Dr. Ali Mostafavi, Zachry Career Development Associate Professor in the Zachry Department of Civil and Environmental Engineering at Texas A&M University, won the 2023 Daniel W. Halpin Award for Scholarship in Construction from the American Society of Civil Engineers (ASCE).

The Daniel W. Halpin Award for Scholarship in Construction was established to recognize individuals with outstanding scholarship that advances construction engineering as a science. It was named in honor of Dr. Daniel W. Halpin, a distinguished member of ASCE, who is recognized as one of the leading authorities in the world on the use of simulation in studying construction processes.

Mostafavi was awarded for his "exceptional leadership in establishing an outstanding research program that pioneers theories and practices of civil infrastructure resilience management to extreme weather events through advancing the state of the art in data-driven methods and computational modeling techniques."

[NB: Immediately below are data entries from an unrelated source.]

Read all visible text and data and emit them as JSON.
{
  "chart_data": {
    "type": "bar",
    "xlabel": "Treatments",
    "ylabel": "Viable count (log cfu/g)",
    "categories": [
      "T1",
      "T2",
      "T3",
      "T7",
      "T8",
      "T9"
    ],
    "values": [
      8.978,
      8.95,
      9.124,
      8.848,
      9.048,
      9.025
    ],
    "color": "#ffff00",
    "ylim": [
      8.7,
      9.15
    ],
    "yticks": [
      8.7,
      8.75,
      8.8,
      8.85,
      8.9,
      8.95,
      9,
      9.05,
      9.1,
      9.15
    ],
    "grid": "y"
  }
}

Mostafavi will present the plenary Halpin Award Lecture at the ASCE Computing in Civil Engineering Conference in June 2023.

"I feel very humbled and truly honored to receive this award from ASCE named after Professor Dan Halpin. Professor Halpin is one of the world-renowned pioneers in creating system models and computational simulation in civil engineering systems," he said. "Reading his work ignited my interest in computational simulation and systems modeling in civil engineering when I was an undergraduate student. In fact, Professor Halpin's research was very influential in my decision to pursue my Ph.D. studies at Purdue University."

Mostafavi's interdisciplinary research is positioned at the intersection of urban resilience, network and complex systems, urban computing, disaster informatics and applied artificial intelligence. His research investigates the network dynamics of communities in response to stressors such as sea level rise and natural disasters using systems analytics, AI and complex network models. He works closely with community partners to extend the broader impacts of his research.

Mostafavi is a fellow of the Institute for Disaster Resilient Texas, the Institute for Science, Technology and Public Policy, and the Hazard Reduction and Recovery Center. Since 2021, he has been on the Stanford/Elsevier list of the top 2% of scholars in the world based on annual impact. He has received several awards and honors, including an Early-Career Research Fellowship from the National Academies' Gulf Research Program and a National Science Foundation CAREER Award. He is a member of the ASCE Infrastructure Resilience Division, an associate editor of the ASCE Natural Hazard Review and an editorial board member of the ASCE Journal of Management in Engineering and Journal of Infrastructure Systems.